Entrevista sobre literatura infantil
Concedida à Confraria Reinações em 05.03.2010
Palavra de confrade
1.Em que aspectos, na sua opinião, a literatura infanto-juvenil reina?
Ela reina, porque é a mãe não somente do leitor que um dia nos tornaremos, mas também de todo o universo onírico que carregamos vida afora. Fabricamos nossos próprios sonhos e fantasias; nosso artista interior não cessa de trabalhar, mas suas criações são formatadas pelas histórias que se escutou, leu ou assistiu. Neste caso, não restrinjo a literatura aos livros, já que toda história, mesmo que vire filme, peça, desenho animado ou série de televisão, em primeiro lugar, foi escrita. A criatividade é sedenta de fontes e quanto mais criativos formos menos precisaremos de pensamentos e soluções imediatos e prontos. Estas últimas podem tomar a forma do simples consumismo medíocre ou mesmo da imbecilidade fascista. A literatura infanto-juvenil reina tanto quanto conseguirmos seres humanos mais interessantes, e sua falta é origem da pobreza de espírito.
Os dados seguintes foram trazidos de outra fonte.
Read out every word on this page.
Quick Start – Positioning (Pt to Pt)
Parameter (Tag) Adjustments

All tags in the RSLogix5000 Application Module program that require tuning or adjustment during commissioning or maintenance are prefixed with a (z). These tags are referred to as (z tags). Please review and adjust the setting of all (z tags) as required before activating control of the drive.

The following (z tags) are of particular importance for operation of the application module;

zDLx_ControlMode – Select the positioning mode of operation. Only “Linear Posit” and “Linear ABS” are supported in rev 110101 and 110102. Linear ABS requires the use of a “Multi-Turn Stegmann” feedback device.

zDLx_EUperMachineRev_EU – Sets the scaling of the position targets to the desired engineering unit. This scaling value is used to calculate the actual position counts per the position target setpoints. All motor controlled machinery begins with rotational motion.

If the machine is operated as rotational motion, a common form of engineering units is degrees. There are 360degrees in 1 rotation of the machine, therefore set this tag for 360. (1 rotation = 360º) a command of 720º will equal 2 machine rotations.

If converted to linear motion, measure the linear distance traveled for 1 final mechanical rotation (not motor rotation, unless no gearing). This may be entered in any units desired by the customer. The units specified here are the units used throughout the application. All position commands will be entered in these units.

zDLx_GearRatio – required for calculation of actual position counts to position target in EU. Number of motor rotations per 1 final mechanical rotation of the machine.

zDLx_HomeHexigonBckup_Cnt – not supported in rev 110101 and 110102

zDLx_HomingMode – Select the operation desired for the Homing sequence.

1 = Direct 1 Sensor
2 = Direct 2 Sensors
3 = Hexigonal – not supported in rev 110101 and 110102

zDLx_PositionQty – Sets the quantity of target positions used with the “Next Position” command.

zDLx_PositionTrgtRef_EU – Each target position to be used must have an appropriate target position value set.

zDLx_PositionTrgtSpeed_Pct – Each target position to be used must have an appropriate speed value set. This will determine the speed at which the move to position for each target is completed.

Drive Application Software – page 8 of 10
2 – Dos 34 encontros que a Confraria Reinações promoveu, qual foi mais marcante para você? Por quê?
Entre os que estive presente, menos do que gostaria, serei sempre grata à discussão que tivemos sobre História sem fim, de Michel Ende. Estava escrevendo sobre essa obra e poder trocar ideias com gente grande (em todos os sentidos) e séria sobre um livro infanto-juvenil é uma experiência rara à qual poucos adultos se entregam. Só falam sério de Machado de Assis para cima. O clima da Confraria é delicioso porque é possível também dizer “gostei”, “detestei”, “peguei no sono”, “não conseguia largar” e, a partir dessa sinceridade, tirar conclusões, elaborar sobre esse efeito.
3 – Qual a relação entre Psicanálise e Literatura, quando se pensa a escrita feita para crianças e adolescentes? Um bom livro propicia “revoluções interiores”?
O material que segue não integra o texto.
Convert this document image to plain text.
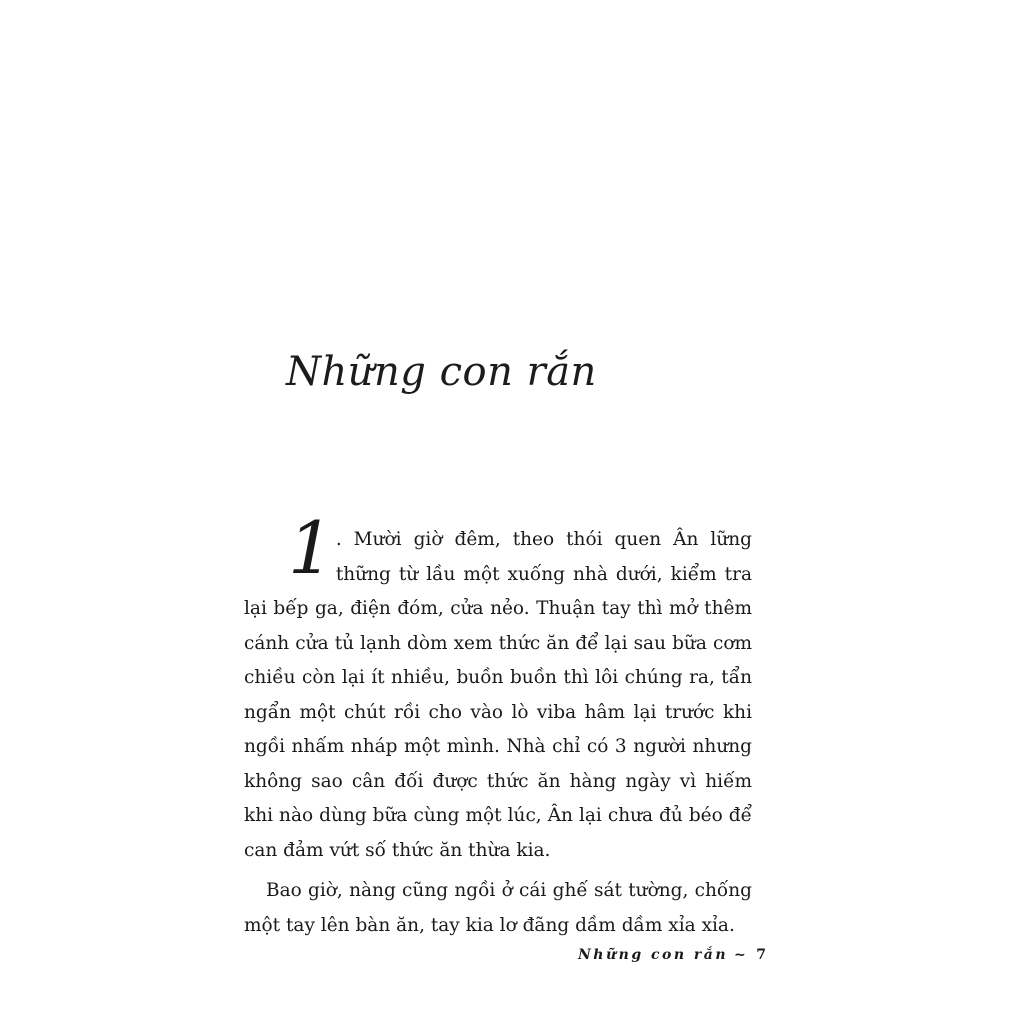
Những con rắn
1 . Mười giờ đêm, theo thói quen Ân lững thững từ lầu một xuống nhà dưới, kiểm tra lại bếp ga, điện đóm, cửa nẻo. Thuận tay thì mở thêm cánh cửa tủ lạnh dòm xem thức ăn để lại sau bữa cơm chiều còn lại ít nhiều, buồn buồn thì lôi chúng ra, tẩn ngẩn một chút rồi cho vào lò viba hâm lại trước khi ngồi nhấm nháp một mình. Nhà chỉ có 3 người nhưng không sao cân đối được thức ăn hàng ngày vì hiếm khi nào dùng bữa cùng một lúc, Ân lại chưa đủ béo để can đảm vứt số thức ăn thừa kia.

Bao giờ, nàng cũng ngồi ở cái ghế sát tường, chống một tay lên bàn ăn, tay kia lơ đãng dầm dầm xỉa xỉa.

Những con rắn ~ 7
Freud já dizia que nós, psicanalistas, corremos atrás de explicar, mal, tudo aquilo que os escritores já disseram bem melhor do que nós. Os psicanalistas também trabalham com seu inconsciente, mas quem cria é o paciente. Já a leitura psicanalítica de qualquer obra artística, na melhor das hipóteses, é um ensaio sobre a relação daquela pessoa, que é um psicanalista, com aquele livro, filme, quadro, peça, programa de televisão, o que for. A elaboração teórica tem que partir daquilo que nos tocou, só assim encontraremos algo para dizer a respeito. Nesse sentido, guarda algum parentesco com o próprio ato da criação, porque a escolha do tema e da obra acaba sendo sintomática, deixando espaço para a determinação inconsciente. Depois disso, bem, o psicanalista falará daquilo em sua linguagem, com seus instrumentos, como faria um historiador, um antropólogo, um crítico de arte com os seus.
4 – Quando você lê um texto produzido para criança ou para adolescente o que você quer encontrar?
Um exercício literário que seja, de verdade, a expressão artística daquilo que o autor não consegue deixar de dizer. Jamais uma intenção pedagógica. Quando se quer ensinar algo, faça-se um pequeno ensaio, que pode ser colocado em termos bem simpáticos e até lúdicos, mas é texto paradidático. Literatura é compulsão, mesmo quando se escreve para crianças.
5. Em que medida a literatura fantástica apela ao coração dos leitores menores (e também maiores)?
A literatura fantástica está mais próxima do sonho do que uma produção mais realista ou dramática. Ela será tanto melhor quanto for fiel à linguagem onírica. Alice no País das Maravilhas é uma prova que mesmo uma obra que preserve a estrutura maluca dos sonhos mais sem pé nem cabeça pode tocar sucessivas gerações de leitores se for bem feita.
6 – Que dica de leitura você daria aos confrades da Reinações?
Jorge Luis Borges, um leitor fantástico. Pela sua possibilidade de fazer da condição de leitor um personagem.